The Initial Statement Towards an Ecumenical Declaration on Just Peace emphasizes that our starting point is God's peace, as manifested in the life and death of Jesus Christ. It is not "our peace". We do not have to invent it. God's peace speaks to all aspects of our life and work. Peace or just peace, therefore, is not just an issue of political ethics among many others. It is the frame which determines our approach to all ethical issues.
Therefore, the statement addresses the churches as agents of peace-building and identifies various ways in which this can be done. Since the churches are present at all levels of life, from the personal to the global, peace-building has to do with different aspects and tasks. Justice is a basic one, so is reconciliation.
Finally, the statement offers a new framework for the peace issues by putting "peace with creation" at the centre. Hence it goes beyond the anthropocentric concepts of peace which have dominated the churches' agenda thus far. If humanity cannot make peace with the earth all other forms of peace are bound to fail. This is the biggest challenge that not only the churches need to live up to.
The draft lists concrete steps churches can take to help prevent and overcome armed conflicts. What kind of action do you expect the churches to take?

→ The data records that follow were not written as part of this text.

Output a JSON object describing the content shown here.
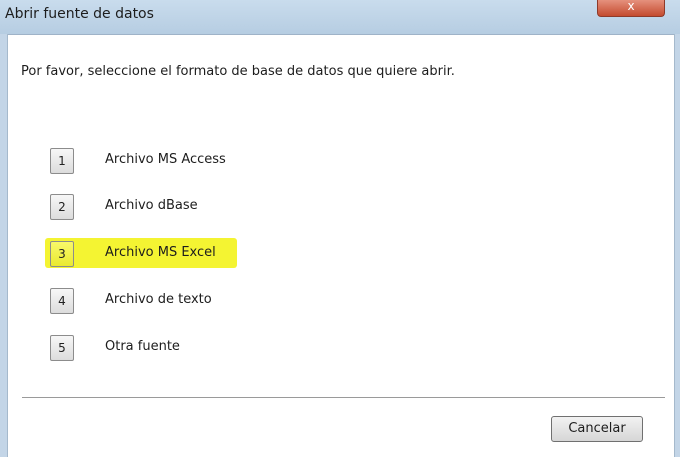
{
  "window": {
    "title": "Abrir fuente de datos",
    "close_label": "x"
  },
  "instruction": "Por favor, seleccione el formato de base de datos que quiere abrir.",
  "options": [
    {
      "number": "1",
      "label": "Archivo MS Access"
    },
    {
      "number": "2",
      "label": "Archivo dBase"
    },
    {
      "number": "3",
      "label": "Archivo MS Excel"
    },
    {
      "number": "4",
      "label": "Archivo de texto"
    },
    {
      "number": "5",
      "label": "Otra fuente"
    }
  ],
  "highlighted_option": "3",
  "highlight_color": "#f4f432",
  "cancel_label": "Cancelar"
}
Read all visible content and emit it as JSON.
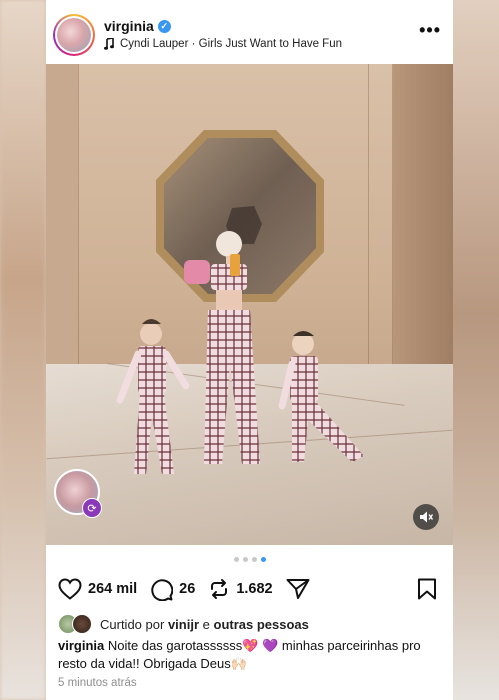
{
  "post": {
    "username": "virginia",
    "audio": "Cyndi Lauper · Girls Just Want to Have Fun",
    "media": {
      "carousel_count": 4,
      "active_index": 3
    },
    "actions": {
      "likes": "264 mil",
      "comments": "26",
      "reposts": "1.682"
    },
    "liked_by": {
      "prefix": "Curtido por",
      "user": "vinijr",
      "joiner": "e",
      "others": "outras pessoas"
    },
    "caption": {
      "author": "virginia",
      "text_part1": "Noite das garotassssss",
      "emoji1": "💖",
      "emoji2": "💜",
      "text_part2": "minhas parceirinhas pro resto da vida!! Obrigada Deus",
      "emoji3": "🙌🏻"
    },
    "timestamp": "5 minutos atrás"
  },
  "icons": {
    "verified": "verified-badge-icon",
    "audio": "music-note-icon",
    "more": "more-options-icon",
    "like": "heart-icon",
    "comment": "comment-icon",
    "repost": "repost-icon",
    "share": "send-icon",
    "save": "bookmark-icon",
    "mute": "speaker-muted-icon",
    "remix": "remix-icon"
  },
  "colors": {
    "accent": "#3897f0",
    "text": "#111111",
    "muted": "#8e8e8e"
  }
}
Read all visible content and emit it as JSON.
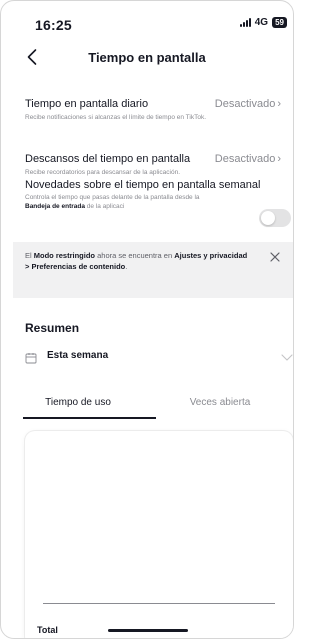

The statement is quite clear about the sad impact that Christian churches had by legitimizing armed conflicts for centuries. They need to repent for that. Hence churches – and other religions, I might add – need to learn to say a clear "No" to the temptation of siding with the powerful and mighty.
On the other hand, as we look at our world today with its globalized violence, misery and abuses, but also with its abject fascination with violence in the media and video games industries, peace must be regarded as a way of life that guides and encompasses all we think and do.
Peace is not a gift that you have or do not have. It is something we learn to love in a life-long effort. It is a spiritual discipline, a process of formation away from fear and greed, away from the fascination with evil and violence. And this begins with the ways in which we raise our children.
According to the draft peace declaration, "the scope of just peace-building encompasses the whole of earthly life": just relations between peoples, family members, workers, employers and consumers, human beings and nature. Is it possible to deal with such a wide range of issues at the same time?
Of course it is possible. We humans play many roles at the same time – as parents, employers or employees, citizens, consumers and so on. If we begin to realize that just peace is a way of life, then this informs all our activities.
What are the next steps towards an ecumenical declaration on just peace?
The Initial Statement is designed to be something of a "starter". It has been sent to the WCC's member churches with the expectation that they will formulate responses, relate good examples, suggest new approaches. Responses have started to come in. Two peace-musicals for children are being developed in Germany alone!
In early 2010 a second drafting team will go through all these reactions and compose a second version of an "Ecumenical Declaration on Just Peace". In fact, it is the participation that matters, not so much the final product.
My hope is that the Ecumenical Peace Convocation in Kingston will come up with a text that enables the churches and all others who care to be involved to commit themselves to promoting the culture of peace God has promised.